Gangguan psikologis disebabkan oleh kondisi kesehatan psikologis dan mental yang merugikan yang dapat mempengaruhi gangguan fisik yang disebut psikosomatis. Psikosomatik adalah penyakit mental yang menyebabkan penyakit fisik karena faktor psikologis atau mental, seperti stres dan kecemasan. Salah satu penyebab gangguan mental dan fisik adalah kecemasan remaja atau stres berlebihan akibat menghadapi pandemi. Kutipan terkenal Hans Selye dalam buku Stress Without Distress mengatakan bahwa bukan stres yang membunuh kita, tetapi reaksi kita terhadapnya (Selie, 1975). Menurutnya, masalahnya bukan stres itu sendiri, melainkan persepsi manusia. Satu hal yang dapat dilakukan mahasiswa untuk menghadapi COVID-19 adalah menerapkan prinsip dikotomi kontrol.

Kesehatan Mental Dalam Psikologi Sosial

Dikotomi kontrol adalah salah satu ajaran aliran filsafat Stoa yang muncul di Yunani kuno sekitar 200 tahun sebelum Masehi. Filsafat tabah mengajarkan berbagai prinsip, terutama berurusan dengan hidup menurut hukum alam dan positivisme hukum. Hukum kodrat berakar pada kodrat manusia dan bergerak ke arah kesejahteraan dan kebahagiaan manusia itu sendiri. Jika hukum alam memberikan landasan aturan dan standar bagi tingkah laku manusia, maka positivisme hukum disusun dengan maksud untuk menciptakan keseimbangan hidup di antara manusia, dengan maksud untuk menciptakan kedamaian, ketertiban, dan kebaikan dalam masyarakat. Ketabahan sebagai falsafah hidup merupakan jembatan bagi manusia untuk tenang dan damai saat menghadapi masalah. Prinsip dikotomi kontrol menjadi penting dalam menghadapi gangguan emosi di masa pandemi.

Infografis Seminar Daring Kesehatan Mental Keluarga Masa #stayathome

Prinsip ini diulangi oleh Epictetus, filsuf Stoicisme. Epictetus dalam Enchiridion-nya mengatakan bahwa ada hal-hal yang tunduk pada kita, ada hal-hal yang tidak tunduk pada kita. Filsuf tabah menyetujui prinsip dasar ini: hal-hal yang bergantung pada kita adalah pendapat, motivasi, keinginan kita, dan apa yang membentuk pikiran dan tindakan kita. Sedangkan hal-hal yang berada di luar kendali kita meliputi pendapat orang lain, reputasi kita, keadaan kelahiran kita, peristiwa alam, dan hal-hal lain di luar pikiran dan tindakan kita. Sangat penting menginternalisasikan prinsip dikotomi kontrol dalam pikiran agar tercipta mental yang kuat.

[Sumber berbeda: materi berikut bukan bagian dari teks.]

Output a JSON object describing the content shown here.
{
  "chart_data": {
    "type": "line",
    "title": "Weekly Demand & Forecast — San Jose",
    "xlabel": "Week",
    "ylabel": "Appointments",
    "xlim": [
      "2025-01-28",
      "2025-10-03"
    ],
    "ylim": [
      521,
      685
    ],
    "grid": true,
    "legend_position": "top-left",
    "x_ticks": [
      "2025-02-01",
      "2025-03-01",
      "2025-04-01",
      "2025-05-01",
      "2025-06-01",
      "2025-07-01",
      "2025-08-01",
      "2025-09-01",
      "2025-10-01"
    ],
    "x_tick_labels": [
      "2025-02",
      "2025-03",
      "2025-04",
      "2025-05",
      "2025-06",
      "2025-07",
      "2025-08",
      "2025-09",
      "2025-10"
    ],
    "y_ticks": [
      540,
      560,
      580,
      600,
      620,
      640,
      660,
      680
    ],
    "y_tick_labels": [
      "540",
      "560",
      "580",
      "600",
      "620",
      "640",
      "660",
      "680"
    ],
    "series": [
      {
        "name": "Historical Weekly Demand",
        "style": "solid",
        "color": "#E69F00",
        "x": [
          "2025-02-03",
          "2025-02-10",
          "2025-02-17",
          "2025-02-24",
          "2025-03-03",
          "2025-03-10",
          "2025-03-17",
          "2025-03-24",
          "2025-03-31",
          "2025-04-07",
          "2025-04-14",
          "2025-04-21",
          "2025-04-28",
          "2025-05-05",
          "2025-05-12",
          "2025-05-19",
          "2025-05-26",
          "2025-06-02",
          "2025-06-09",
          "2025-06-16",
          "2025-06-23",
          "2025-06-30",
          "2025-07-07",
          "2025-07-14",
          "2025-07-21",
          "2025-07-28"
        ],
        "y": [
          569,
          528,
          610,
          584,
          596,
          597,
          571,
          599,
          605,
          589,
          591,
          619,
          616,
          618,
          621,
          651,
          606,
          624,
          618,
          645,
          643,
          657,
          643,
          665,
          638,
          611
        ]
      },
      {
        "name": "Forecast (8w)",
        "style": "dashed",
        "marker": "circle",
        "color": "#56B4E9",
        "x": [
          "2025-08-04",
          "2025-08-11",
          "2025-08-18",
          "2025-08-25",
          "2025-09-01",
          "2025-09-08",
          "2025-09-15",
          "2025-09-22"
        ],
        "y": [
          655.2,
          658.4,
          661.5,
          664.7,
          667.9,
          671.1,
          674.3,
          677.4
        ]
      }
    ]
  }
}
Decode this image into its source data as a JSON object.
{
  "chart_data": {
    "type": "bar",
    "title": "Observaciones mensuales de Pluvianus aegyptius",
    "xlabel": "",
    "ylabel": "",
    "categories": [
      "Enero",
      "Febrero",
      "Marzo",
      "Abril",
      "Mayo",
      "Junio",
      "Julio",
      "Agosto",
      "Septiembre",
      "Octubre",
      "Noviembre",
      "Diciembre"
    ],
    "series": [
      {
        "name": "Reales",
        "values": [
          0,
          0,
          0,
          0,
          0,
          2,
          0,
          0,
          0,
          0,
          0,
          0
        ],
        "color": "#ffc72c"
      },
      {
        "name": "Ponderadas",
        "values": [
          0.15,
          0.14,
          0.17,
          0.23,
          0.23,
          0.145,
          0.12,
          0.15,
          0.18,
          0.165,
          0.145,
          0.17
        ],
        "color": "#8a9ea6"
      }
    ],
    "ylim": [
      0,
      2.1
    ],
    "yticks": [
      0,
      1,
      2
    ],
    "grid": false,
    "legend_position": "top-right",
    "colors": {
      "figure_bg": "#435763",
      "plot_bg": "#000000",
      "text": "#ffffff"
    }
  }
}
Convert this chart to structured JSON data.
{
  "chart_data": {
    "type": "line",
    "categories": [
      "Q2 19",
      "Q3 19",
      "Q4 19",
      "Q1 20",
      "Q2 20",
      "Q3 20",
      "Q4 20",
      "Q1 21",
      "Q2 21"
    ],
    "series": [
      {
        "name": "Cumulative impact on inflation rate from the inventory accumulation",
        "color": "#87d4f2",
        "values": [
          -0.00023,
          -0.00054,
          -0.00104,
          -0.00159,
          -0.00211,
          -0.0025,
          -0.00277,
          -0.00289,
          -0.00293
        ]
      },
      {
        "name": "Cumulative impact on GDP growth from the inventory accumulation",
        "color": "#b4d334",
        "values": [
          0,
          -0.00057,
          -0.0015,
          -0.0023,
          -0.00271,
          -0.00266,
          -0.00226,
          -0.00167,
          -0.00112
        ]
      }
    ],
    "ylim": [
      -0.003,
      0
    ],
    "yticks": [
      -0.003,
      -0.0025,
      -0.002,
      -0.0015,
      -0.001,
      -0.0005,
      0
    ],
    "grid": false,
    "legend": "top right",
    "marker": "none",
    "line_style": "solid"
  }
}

Beberapa kasus bunuh diri di kalangan pelajar disebabkan oleh situasi dan kondisi pandemi dan pembelajaran jarak jauh, dan saat ini lebih penting untuk fokus pada masalah gangguan emosi. Pada Oktober 2020, seorang siswa SMA di Sulawesi Selatan bunuh diri dengan meminum racun akibat stress belajar jarak jauh, tugas online menumpuk. Remaja yang menderita kekhawatiran dan kecemasan umumnya lebih sensitif, bahkan membiarkan pemicu kecil terus mengganggu pikiran mereka.

Psikolog mencoba memecahkan masalah kecemasan yang terjadi dengan menggunakan teknik CBT (cognitive behavioral therapy) dalam konseling psikologis. CBT adalah pendekatan psikologi yang mengubah pemikiran negatif dan pola perilaku menggunakan perilaku sederhana. Misalnya, orang yang menderita ketidakstabilan suasana hati cenderung mengembangkan pemikiran yang menguatkan diri sendiri. Ada hubungan yang kuat antara pikiran, perasaan dan perilaku yang dihasilkan. Pikiran terkait erat dengan emosi dan dapat menciptakan reaksi berantai perasaan.

Konsep CBT dapat diterapkan bagi remaja ketika menghadapi masa-masa sulit yang erat kaitannya dengan pikiran, emosi dan tindakan. Atasi dengan mengatakan pada diri sendiri bahwa semua hal sulit ini akan berlalu, dan kemudian proses alami berdasarkan perubahan pola pikir Anda akan mendorong Anda untuk melupakan perasaan tidak berguna, membebaskan diri dari rantai perasaan negatif dan mencapai kejernihan pikiran yang menyenangkan. Sumber utama respons emosional atau perilaku individu adalah pikiran (Wallace, 2016). Teknik CBT banyak berhubungan dengan ketabahan karena mereka memperlakukan kondisi mental dengan secara sadar melakukan sesuatu untuk menghadapi ketakutan Anda dan membiarkannya melawan.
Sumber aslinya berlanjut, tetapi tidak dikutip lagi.